Ma se un'espressione gergale - e niente affatto offensiva - ha creato scandalo perché pronunciata nella East Room della Casa Bianca, ben altro impatto avrebbe avuto in Italia. Dove, da tempo, il linguaggio scurrile è entrato nel dizionario politico. Certo, sono lontani i tempi in cui ci si scandalizzava delle "bischerate" tanto ricorrenti nelle parole di Amintore Fanfani. Che, in realtà, non erano offese, visto che a fine carriera diceva di se stesso: "Chi nasce bischero, bischero lo sarà sempre".

Poi sono arrivati i salotti televisivi e i politici si sono adeguati al linguaggio imperante nelle corride che vanno in scena a tutte le ore sul piccolo scherme.
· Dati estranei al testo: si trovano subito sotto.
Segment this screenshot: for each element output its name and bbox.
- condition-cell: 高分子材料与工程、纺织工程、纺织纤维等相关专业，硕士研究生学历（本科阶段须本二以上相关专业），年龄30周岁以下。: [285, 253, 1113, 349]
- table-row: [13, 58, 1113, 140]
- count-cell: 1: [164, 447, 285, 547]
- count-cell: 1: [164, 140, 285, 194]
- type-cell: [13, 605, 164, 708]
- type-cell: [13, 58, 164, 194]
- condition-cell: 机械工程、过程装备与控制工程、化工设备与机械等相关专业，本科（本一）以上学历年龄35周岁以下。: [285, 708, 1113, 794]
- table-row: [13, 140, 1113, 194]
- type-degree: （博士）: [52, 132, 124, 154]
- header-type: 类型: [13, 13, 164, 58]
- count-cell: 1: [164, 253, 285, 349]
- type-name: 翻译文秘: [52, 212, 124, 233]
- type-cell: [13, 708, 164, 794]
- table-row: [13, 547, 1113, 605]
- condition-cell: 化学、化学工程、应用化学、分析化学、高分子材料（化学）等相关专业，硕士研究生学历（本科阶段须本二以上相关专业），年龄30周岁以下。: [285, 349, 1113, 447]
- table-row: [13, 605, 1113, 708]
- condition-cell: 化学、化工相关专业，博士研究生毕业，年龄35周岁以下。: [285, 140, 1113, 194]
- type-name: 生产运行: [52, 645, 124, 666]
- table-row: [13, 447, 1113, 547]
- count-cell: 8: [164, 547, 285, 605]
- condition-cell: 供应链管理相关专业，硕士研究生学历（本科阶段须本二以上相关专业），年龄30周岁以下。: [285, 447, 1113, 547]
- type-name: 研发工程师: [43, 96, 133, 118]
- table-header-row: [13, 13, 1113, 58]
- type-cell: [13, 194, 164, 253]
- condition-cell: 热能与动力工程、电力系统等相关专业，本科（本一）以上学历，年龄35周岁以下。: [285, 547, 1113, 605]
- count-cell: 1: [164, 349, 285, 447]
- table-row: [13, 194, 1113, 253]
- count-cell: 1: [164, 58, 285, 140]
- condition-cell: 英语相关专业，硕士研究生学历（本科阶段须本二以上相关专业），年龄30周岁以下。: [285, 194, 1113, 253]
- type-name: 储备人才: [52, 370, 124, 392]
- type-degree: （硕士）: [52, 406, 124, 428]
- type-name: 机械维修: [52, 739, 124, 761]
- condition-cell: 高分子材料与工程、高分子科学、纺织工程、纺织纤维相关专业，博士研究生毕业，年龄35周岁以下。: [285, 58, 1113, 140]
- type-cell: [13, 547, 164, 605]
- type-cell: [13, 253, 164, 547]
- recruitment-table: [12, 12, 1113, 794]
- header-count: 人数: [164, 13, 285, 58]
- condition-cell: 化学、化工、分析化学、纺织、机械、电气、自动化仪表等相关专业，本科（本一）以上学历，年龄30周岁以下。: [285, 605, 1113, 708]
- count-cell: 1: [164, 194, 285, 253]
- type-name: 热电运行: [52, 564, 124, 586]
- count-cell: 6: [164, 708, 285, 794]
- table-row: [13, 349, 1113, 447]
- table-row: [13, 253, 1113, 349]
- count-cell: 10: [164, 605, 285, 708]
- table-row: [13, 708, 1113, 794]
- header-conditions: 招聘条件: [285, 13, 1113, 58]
È rimasta agli annali la dichiarazione di Silvio Berlusconi, che il 4 aprile 2006, a conclusione della campagna elettorale, si lasciò andare a una riflessione colorita: «Ho troppa stima dell'intelligenza degli italiani per pensare che ci siano in giro così tanti coglioni che possano votare facendo il proprio disinteresse».

Il frequente ricorso alle parolacce è addirittura un tratto distintivo di Vittorio Sgarbi, in questo video protagonista di un acceso battibecco con Marco Pannella.

Non se le sono mandate a dire nel 2006 nemmeno Luxuria e Alessandra Mussolini, protagonisti a Porta a Porta di un inglorioso scontro a colpi di «fascista» e «frocio».

Lo scorso anno il presidente della Camera Gianfranco Fini è finito su tutte le prime pagine dopo aver definito, nel corso di un incontro con ragazzini immigrati, «Stronzi» tutti coloro che li bollano come «Diversi».

Registrando, a stretto giro di posta, una risposta in tema dal ministro della Semplificazione Roberto Calderoli: «Stronzo chi li illude» . Un florilegio di epiteti da far sembrare ormai sbiadite le rivendicazioni machiste di Umberto Bossi ai tempi de «La Lega ce l'ha duro».

Non che all'estero manchino episodi simili, ma quanto meno sono differenti le reazioni. Due anni fa Patrick Devedjian, segretario generale aggiunto dell' Ump (il partito del presidente francese Nicolas Sarkozy) apostrofò con un inelegante «Salope» (Puttana) la sua ex collega Anne-Marie Comparini, rea di essere passata all'Udf del centrista Francois Bayrou. Ma poi fu costretto dallo stesso presidente a scusarsi.

Mentre l'Observer ha parlato di pressioni da parte di Tony Blair sul suo ex portavoce Alastair per censurare il libro in uscito nel quale l'ex premier veniva disegnato come aduso a frequenti espressioni colorite in passato. Segno che altrove il linguaggio scurrile è ancora sanzionato dall'opinione pubblica anche quando hanno terminato la carica politica.